Lecture and HW Schedule

ST790b - Spring 2007

Lecture and HW Schedule


Lecture 1 (Wed., Jan. 10): Introduction, class organization, grading, course overview. Jackknife overview, variance method as approximate Influence Curve approach.

Lecture 2 (Wed.., Jan. 17): Consistency of jackkife variance estimator.

HW Assignment 1: Problems 8.4, 8.5, 8.7, 8.9 from Ch. 8. Due Wed., Jan. 24.

Lecture 3 (Mon., Jan. 22): Computing the jackknife in R and using it with simulation studies. Various R codes.

Lecture 4 (Wed., Jan. 24): The jackknife in non-iid situations.

HW Assignment 2: Use the R program to analyze how well the jackkife variance estimator works for one estimator and one distribution for 3 samples sizes, n=10, n=20, and n=200. For the estimator, choose anything you like: trimmed mean, winsorized mean, a sample moment or ratio of sample moments like skew or kurt, etc. For the distribution, anything available in R is fine: rnorm, rt, rgamma, rexp, etc. Due Wed., Jan. 31.

Lecture 5 (Mon., Jan. 29): Begin bootstrap, Ch. 9.

Lecture 6 (Wed., Jan. 31): Bootstrap standard errors, consistency, choosing B.

HW Assignment 3: 9.3, 9.4. Due Wed., Feb. 7.

Lecture 7 (Mon., Feb. 5): Bootstrap confidence intervals.

Lecture 8 (Wed., Feb. 7): Confidence intervals continued.

HW Assignment 4: Use the same Monte Carlo data and estimator as in HW 2. Repeat HW 2 using the bootstrap in place of the jackknife (boot.var) to get the variance estimates (but don't change the function var.est that analyzes the output). Then put the results from the jackknife and bootstrap into one table with average se's similar to Table 9.1. Due Wed., Feb. 14.

Lecture 9 (Mon., Feb. 12): Bootstrap testing. R code for power estimates based on B=99 bootstrap replications.

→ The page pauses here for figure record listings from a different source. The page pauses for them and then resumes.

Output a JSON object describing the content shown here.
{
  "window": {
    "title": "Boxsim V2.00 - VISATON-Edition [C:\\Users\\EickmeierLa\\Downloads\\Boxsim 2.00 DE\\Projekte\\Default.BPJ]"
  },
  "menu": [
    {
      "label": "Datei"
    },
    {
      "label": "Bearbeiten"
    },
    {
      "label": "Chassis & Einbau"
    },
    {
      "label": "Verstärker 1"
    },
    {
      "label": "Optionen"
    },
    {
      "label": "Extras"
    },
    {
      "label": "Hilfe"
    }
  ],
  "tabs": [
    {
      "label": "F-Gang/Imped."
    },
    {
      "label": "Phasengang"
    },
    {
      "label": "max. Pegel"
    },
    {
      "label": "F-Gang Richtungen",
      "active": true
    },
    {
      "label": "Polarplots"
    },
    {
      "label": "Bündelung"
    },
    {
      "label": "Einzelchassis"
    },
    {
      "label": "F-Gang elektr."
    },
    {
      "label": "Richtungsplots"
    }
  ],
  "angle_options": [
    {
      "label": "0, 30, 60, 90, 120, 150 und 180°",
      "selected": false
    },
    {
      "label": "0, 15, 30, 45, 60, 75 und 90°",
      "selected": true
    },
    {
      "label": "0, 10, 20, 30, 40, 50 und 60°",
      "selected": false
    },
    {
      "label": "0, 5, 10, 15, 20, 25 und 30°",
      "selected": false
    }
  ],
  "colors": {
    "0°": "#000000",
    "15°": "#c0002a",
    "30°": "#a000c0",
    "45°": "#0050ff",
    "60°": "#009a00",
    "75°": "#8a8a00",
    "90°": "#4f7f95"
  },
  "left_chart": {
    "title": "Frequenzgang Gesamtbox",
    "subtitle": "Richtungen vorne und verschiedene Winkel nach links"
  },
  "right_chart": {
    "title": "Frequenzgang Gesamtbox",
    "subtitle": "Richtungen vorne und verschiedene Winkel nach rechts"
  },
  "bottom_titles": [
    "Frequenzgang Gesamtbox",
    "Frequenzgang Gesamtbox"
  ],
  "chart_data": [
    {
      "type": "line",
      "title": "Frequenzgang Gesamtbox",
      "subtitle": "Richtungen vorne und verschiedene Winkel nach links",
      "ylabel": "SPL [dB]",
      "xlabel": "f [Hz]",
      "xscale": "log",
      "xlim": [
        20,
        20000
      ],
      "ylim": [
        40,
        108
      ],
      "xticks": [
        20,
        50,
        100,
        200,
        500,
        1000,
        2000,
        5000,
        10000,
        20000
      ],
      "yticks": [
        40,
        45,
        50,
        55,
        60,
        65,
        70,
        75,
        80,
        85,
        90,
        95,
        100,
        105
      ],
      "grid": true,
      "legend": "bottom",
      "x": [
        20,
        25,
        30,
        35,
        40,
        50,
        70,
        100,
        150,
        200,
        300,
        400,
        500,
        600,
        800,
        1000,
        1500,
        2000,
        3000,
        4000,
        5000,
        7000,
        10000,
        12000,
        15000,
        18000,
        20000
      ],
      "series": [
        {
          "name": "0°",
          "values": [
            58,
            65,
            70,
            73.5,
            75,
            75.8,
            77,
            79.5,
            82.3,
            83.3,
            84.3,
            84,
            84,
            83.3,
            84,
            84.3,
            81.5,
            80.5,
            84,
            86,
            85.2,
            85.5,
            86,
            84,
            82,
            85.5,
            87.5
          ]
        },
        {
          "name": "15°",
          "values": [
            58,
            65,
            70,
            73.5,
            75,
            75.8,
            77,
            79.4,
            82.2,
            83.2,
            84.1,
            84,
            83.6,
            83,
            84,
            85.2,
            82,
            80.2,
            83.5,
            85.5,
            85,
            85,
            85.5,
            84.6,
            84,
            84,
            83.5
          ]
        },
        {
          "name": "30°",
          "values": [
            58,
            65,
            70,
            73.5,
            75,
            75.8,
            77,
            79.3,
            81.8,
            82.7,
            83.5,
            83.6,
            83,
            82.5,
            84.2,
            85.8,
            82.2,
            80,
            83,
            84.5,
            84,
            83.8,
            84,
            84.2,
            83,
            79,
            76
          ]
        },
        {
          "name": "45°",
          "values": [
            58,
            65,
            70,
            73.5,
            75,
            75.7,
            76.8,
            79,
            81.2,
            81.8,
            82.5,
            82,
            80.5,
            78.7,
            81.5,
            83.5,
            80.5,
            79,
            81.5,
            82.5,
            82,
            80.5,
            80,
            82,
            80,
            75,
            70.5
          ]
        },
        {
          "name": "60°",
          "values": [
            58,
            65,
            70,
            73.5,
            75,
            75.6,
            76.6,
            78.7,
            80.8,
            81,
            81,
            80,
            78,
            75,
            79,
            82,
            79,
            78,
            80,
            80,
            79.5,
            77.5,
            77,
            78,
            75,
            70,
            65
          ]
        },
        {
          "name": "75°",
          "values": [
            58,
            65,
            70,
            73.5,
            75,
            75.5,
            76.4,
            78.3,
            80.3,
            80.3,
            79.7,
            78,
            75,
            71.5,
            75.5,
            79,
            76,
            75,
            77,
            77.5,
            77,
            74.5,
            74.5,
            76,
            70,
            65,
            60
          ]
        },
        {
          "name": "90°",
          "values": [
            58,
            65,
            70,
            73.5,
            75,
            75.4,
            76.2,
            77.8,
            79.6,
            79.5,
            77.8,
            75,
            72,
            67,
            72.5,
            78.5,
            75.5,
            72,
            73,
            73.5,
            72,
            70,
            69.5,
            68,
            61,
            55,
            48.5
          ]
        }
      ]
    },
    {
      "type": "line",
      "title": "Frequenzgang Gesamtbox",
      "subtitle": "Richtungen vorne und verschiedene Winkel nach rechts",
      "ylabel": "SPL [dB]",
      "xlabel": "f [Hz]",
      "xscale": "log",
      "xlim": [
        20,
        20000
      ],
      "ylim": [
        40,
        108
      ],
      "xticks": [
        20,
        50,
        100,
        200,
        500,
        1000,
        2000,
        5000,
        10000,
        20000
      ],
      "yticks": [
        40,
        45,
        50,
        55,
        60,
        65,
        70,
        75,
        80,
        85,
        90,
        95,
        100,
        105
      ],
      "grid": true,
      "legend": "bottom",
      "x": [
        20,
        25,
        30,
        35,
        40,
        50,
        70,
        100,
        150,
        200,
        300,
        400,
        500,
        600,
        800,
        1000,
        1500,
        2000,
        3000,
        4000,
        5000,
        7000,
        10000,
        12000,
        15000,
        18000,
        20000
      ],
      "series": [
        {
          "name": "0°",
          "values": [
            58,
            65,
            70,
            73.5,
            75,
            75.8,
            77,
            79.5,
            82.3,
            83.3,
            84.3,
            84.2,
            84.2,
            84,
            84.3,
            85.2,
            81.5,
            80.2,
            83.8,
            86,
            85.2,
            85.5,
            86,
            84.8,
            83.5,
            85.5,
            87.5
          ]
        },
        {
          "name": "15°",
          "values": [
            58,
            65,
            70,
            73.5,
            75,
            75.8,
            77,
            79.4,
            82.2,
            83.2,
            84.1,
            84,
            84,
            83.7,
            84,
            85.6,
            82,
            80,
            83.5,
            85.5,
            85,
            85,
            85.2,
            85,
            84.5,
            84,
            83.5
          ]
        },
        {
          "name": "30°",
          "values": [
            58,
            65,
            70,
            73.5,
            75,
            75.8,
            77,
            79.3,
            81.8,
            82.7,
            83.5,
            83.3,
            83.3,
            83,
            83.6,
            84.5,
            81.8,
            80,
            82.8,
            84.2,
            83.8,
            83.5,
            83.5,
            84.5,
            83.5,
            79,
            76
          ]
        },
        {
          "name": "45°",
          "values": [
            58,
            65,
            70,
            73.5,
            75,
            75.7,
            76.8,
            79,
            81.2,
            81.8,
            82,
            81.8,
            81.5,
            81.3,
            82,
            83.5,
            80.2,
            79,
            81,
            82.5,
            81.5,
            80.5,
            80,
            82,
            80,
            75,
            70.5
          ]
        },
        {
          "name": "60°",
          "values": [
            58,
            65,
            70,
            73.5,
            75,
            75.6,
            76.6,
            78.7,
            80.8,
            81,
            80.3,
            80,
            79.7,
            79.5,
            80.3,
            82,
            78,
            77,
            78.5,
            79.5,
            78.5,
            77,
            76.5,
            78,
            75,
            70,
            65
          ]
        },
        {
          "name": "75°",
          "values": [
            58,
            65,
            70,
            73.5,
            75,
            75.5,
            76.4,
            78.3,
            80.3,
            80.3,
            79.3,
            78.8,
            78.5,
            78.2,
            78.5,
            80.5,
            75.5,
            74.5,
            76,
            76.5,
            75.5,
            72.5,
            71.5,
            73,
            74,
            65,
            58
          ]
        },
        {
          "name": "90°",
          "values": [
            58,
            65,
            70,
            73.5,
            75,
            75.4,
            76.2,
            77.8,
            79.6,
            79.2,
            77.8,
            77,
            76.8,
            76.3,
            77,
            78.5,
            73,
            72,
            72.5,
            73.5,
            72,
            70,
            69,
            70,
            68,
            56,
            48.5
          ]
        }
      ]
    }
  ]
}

Lecture 10 (Wed., Feb. 14): Permutation procedures introduction.

Lecture 11 (Mon., Feb. 19): Theory of permutation tests.

Lecture 12 (Wed., Feb. 21): Various forms of the Wilcoxon Rank Sum statistic and approximations. Sample code for Wilcoxon Rank statistics

HW Assignment 5: 10.1 and calculate E(W) from the distribution and compare to n(n+m+1)/2, 10.2, 10.6, 10.12. Due Wed., Feb. 28.

Lecture 13 (Mon., Feb. 26): Box-Andersen approximation, Locally Most Powerful rank Tests.

Lecture 14 (Wed., Feb. 28):Pitman ARE, k-sample problem, two-way setup.

Spring Break

Lecture 15 (Mon., Mar. 12): Model selection overview, variable selection for linear regression, MSE of prediction calculations.

Lecture 16 (Wed., Mar. 14): Mallows Cp and other linear model criteria. R program and example output for forward addition sequence. R program and example output for backward elimination sequence.

Class Project:Project Instructions

Lecture 17 (Mon., Mar. 19): Information criteria: AIC, BIC, GIC, etc. Asymptotic consistency in variable selection.

Lecture 18 (Wed., Mar. 21): Cross-validation, bootstrap, etc., in variable selection.

Lectures 19-22 (Mar. 26, 28, Apr. 2, 4 ): Information-Reduction/Noise-Addition methods in variable selection. Lecturer: Dr. Stefanski.

Boos-Stefanski Variable Selection Website

Lectures 23-24 (Apr. 9, 11): Shrinkage/Penalty methods (LASSO, SCAD, OSCAR). Lecturer: Howard Bondell.

Lecture 25 (Mon., Apr. 16): Large numbers of independent variables?

Lecture 26 (Wed., Apr. 18): Bayesian methods in variable selection. Lecturer: Sujit Ghosh. Background paper by Berger and Perrichi. Background paper by Chipman, George, and McCulloch.

Lecture 27 (Mon., Apr. 23): Not sure yet.

Lecture 28 (Wed., Apr. 25): Project presentations.